In four of the above experiments, S-cells were impaled with intracellular electrodes, to monitor spike propagation during PPI of the motor program. Each S-cell innervates the skin via axons in one or more peripheral nerves (Getting, 1976; Slawsky, 1979). In all cases we chose S-cells that had axons in PdN3 but not cerebral neurons (CNs) 1, 4, or 5, as determined by the arrival of action potentials in the S-cell soma recording site in response to peripheral nerve stimulation. Once initiated, S-cell action potentials propagate orthodromically along their axons in PdN3 into the pedal ganglion, and then continue via a commissure into the pleural ganglion, where the S-cell somata and postsynaptic target neurons are located. The stimulus voltage was adjusted at the start of each experiment to be just strong enough to reliably elicit an orthodromic action potential that propagated successfully to the S-cell soma recording site. On PPI trials, a stimulus was applied to the cerebral nerves beginning at various intervals before the PdN3 stimulus, and its ability to block successful propagation of the PdN3-elicited S-cell action potential to the soma was evaluated. In all cases, PPI trials were bracketed by PdN3-alone trials to ensure that propagation failures were related to the presence of the prepulse stimulus and not to an inability of the PdN3 stimulus to trigger an action potential in the S-cell axon. In the four experiments with co-impaled S-cells, PdN3 stimulus-elicited action potentials propagated normally to the soma on all PdN3-alone trials. In contrast, when the SMP was blocked on the PPI trial, the S-cell action potentials elicited by the PdN3 stimulus either failed to arrive at the S-cell soma (N = 2 preparations; Fig. 2B1b,B2) or arrived 50% or more reduced in amplitude (N = 2 preparations; Fig. 2B3). The amplitude reduction is consistent with the inbound action potential having been blocked close enough to the soma recording site that a remnant reached it via electrotonic conduction.

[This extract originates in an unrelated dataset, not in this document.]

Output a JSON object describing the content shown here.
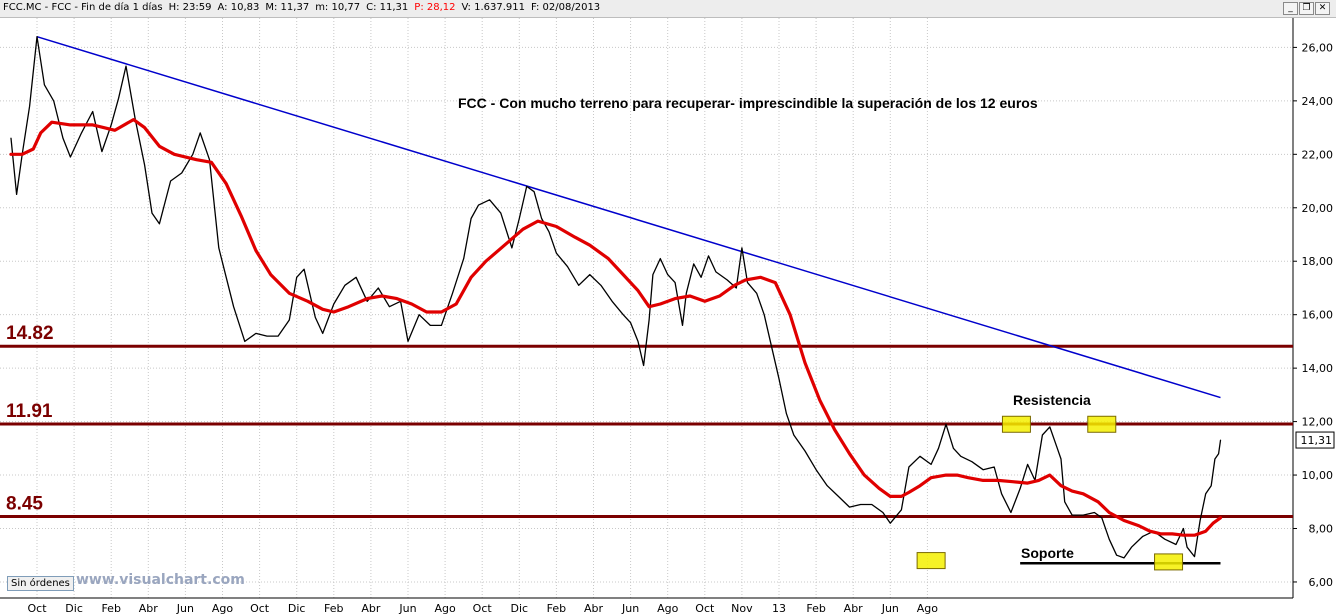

Conduction block of action potentials in the startle pathway would represent a novel and potent cellular mechanism for PPI. To investigate this further, we conducted a more extensive isolated brain experiment focused on this phenomenon, with no accompanying monitor of the SMP. As before, S-cells were selected that were specific to the startle pathway: they fired 1-for-1, constant latency action potentials on each pulse of the 10 pulse PdN3 stimulus train, and were also not activated by the prepulse stimulus. In this experiment, three identical 10-pulse PdN3 stimulus trains (20 Hz, 0.5 s, 3–7 V, 2 ms) were administered ∼1 min apart. On the middle trial, the PdN3 stimulus train began 1 s after the onset of a prepulse stimulus train to cerebral nerves 1, 4, and 5 (20 Hz, 2.5 s, 15–22.5 V). Of 19 S-cells examined in 9 preparations, 13 underwent virtually complete conduction block, with only 1 of the 130 action potentials initiated in PdN3 propagating successfully to the soma. In these same neurons, 128 of the 130 action potentials reached the soma on each of the two PdN3 alone trials. Six S-cells were unaffected by the prepulse (all PdN3-elicited action potentials propagated successfully to the soma). A one-way between-subjects ANOVA indicated a significant overall effect of the presence of the prepulse stimulus on action potential propagation for the three trials (F(2,18) = 38.77, p < 0.001). Post hoc Bonferroni comparisons indicated that the mean number of action potentials arriving at the soma for the first PdN3-alone trial versus the PPI trial were significantly different from one another (t = 7.63, p < 0.001), as they were for the PPI trial versus the following PdN3-alone trial (t = 7.63, p < 0.001). The mean number of action potentials arriving at the S-cell soma elicited on the two PdN3 alone stimulus trials were identical and thus not significantly different from one another.
Together, these experiments indicate that stimulation of the prepulse pathway can block action potential propagation in axons of the startle pathway. Because the affected S-cells were not activated by the prepulse stimulus, this gating mechanism must involve the action of inhibitory neurons, making this a form of axo-axonic conduction block, the inhibition of actively propagating action potentials in one pathway by axons in another.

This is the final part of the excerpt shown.